Max & Co is a 2007 stop-motion animated feature film released in Belgium, France, and Switzerland in February 2008. It won the Audience Award at the 2007 Annecy International Animated Film Festival. With its budget of CHF 30 million (€18.6 million), of which CHF 1.5 million were subsidised by the Swiss Federal Office of Culture, it was the most expensive Swiss film ever.

==Plot==
15-year-old fox Max sets off for Saint-Hilare in search of his father, the famous troubadour Johnny Bigoude, who disappeared shortly before Max's birth. He is waylaid by Sam, a rascally fairground entertainer, and introduced to the delights of the amazing Fly Swatter Festival. When Max finally gets there, Saint-Hilaire turns out to be the private kingdom of Bzzz & Co., infamous manufacturers of flyswatters, run by the degenerate frog Rodolfo.

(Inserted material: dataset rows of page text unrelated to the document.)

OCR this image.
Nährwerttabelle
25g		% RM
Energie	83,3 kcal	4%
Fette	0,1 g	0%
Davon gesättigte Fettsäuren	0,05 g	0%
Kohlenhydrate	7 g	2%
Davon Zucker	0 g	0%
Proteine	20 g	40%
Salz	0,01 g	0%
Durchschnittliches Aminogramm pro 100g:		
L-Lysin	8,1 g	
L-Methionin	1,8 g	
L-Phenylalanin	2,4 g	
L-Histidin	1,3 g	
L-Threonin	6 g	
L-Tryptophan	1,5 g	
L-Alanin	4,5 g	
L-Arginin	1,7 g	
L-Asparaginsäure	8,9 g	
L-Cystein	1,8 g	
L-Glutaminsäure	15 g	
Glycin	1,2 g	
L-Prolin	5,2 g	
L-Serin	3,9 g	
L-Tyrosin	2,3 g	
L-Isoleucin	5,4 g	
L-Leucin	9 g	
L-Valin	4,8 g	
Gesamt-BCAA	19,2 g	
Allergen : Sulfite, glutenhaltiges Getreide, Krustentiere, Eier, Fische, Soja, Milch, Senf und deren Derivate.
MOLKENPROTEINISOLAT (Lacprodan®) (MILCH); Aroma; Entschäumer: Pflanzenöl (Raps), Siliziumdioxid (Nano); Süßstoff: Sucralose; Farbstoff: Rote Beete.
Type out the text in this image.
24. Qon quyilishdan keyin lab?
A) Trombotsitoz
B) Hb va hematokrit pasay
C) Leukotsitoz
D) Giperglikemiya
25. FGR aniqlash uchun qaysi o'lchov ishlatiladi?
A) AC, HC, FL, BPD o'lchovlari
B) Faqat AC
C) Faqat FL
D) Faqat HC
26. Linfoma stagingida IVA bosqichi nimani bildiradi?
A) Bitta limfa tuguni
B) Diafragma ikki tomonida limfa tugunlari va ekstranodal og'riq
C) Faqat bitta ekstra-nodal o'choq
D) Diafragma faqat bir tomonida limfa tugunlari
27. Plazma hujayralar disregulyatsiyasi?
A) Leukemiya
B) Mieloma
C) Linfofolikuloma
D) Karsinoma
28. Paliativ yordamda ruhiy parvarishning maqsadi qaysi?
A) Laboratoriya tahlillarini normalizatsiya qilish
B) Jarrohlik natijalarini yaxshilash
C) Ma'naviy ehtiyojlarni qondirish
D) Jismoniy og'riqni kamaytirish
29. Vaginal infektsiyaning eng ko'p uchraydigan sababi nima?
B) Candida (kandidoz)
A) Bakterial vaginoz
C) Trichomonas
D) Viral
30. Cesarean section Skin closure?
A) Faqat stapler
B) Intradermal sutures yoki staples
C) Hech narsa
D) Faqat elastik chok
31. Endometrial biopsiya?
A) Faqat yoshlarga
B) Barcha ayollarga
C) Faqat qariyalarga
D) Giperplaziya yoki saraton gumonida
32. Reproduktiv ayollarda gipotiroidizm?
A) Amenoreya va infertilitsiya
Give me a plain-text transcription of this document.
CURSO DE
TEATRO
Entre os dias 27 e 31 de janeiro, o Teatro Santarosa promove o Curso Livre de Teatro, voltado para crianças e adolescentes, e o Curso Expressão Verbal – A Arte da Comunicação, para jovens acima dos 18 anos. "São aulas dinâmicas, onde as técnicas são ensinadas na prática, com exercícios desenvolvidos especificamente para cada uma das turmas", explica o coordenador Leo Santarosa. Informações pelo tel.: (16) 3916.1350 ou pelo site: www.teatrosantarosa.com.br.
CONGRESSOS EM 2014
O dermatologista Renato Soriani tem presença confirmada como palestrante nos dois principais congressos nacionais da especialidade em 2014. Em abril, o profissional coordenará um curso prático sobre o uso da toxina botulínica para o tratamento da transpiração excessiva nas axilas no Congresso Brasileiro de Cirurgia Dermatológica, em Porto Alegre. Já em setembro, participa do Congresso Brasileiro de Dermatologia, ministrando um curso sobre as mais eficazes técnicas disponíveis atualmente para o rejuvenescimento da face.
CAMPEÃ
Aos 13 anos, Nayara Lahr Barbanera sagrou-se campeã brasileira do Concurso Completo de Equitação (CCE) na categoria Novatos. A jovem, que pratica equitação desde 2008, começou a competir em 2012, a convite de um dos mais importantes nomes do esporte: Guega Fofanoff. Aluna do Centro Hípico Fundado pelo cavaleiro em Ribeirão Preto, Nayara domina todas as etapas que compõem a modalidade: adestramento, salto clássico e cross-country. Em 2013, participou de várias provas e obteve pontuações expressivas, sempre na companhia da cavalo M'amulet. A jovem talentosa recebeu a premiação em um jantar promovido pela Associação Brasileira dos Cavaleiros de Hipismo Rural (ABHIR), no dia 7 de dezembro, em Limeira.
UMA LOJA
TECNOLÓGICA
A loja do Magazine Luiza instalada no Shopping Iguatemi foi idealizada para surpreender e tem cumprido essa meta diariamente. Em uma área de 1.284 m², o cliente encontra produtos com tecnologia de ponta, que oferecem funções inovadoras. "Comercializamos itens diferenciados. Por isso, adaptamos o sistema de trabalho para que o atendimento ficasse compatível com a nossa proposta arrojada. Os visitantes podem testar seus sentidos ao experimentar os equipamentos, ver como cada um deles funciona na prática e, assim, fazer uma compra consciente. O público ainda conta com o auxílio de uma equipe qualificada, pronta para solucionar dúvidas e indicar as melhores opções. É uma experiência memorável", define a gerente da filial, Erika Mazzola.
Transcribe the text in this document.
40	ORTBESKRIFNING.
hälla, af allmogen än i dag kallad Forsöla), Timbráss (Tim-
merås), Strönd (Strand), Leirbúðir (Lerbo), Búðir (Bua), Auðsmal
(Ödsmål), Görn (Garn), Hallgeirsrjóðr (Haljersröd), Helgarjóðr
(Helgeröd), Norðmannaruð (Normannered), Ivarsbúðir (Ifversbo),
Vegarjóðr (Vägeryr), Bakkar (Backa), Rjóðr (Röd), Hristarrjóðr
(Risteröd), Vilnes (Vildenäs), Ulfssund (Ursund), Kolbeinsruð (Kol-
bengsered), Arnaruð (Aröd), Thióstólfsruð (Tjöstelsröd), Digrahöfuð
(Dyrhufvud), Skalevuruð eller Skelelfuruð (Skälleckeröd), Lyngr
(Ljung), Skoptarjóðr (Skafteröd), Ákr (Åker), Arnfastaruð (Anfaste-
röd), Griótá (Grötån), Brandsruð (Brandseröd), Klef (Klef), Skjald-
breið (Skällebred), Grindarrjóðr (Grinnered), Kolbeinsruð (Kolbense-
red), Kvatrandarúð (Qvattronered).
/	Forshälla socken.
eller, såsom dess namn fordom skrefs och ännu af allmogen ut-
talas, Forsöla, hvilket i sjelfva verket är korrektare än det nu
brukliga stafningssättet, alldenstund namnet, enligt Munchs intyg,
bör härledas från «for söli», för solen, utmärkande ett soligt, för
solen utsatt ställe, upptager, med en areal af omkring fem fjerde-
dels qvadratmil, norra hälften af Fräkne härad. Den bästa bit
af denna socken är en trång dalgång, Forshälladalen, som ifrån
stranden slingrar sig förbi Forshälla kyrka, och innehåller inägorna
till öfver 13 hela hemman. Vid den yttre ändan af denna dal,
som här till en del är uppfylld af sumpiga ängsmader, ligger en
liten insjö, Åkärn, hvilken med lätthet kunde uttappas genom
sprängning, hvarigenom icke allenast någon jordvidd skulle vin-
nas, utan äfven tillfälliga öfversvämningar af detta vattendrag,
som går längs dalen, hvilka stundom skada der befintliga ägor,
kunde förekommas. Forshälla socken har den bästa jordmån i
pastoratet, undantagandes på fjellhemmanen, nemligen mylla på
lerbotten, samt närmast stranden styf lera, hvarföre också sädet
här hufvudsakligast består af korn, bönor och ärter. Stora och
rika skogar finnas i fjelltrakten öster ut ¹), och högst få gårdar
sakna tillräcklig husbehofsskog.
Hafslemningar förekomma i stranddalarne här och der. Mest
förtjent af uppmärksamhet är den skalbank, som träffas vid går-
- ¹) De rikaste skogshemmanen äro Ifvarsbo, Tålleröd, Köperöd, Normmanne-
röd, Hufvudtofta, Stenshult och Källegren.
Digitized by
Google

Musical virtuoso Max makes a big impression, especially on the smart, lovely, resourceful mouse Felicie, who convinces Rodolfo to hire him.

==Cast==

| Character | French voice actor | Swiss German voice actor |
|---|---|---|
| Max | Lorant Deutsch | Patrick Venetz |
| Sam | Stéphane Sanseverino | Beat Schlatter |
| Cathy | Virginie Efira | Viola Tami |
| Felicie | Amélie Lerma | Fabienne Hadorn |
| Rodolfo | Patrick Bouchitey | Gilles Tschudi |
| Martin | Denis Podalydès | Patrick Frey |
| Doudou | Micheline Dax | Dodo Hug |
| Bobole | Mathias Mlekuz |  |
| Bernard | François Levantal |  |
| Marcel | Bernard Ballet |  |

==Reception==
Although well-received critically, the "anti-capitalist ecological fable" was a commercial failure. Only 16,000 tickets were sold instead of the projected 110,000, and the production companies filed for bankruptcy in August 2008.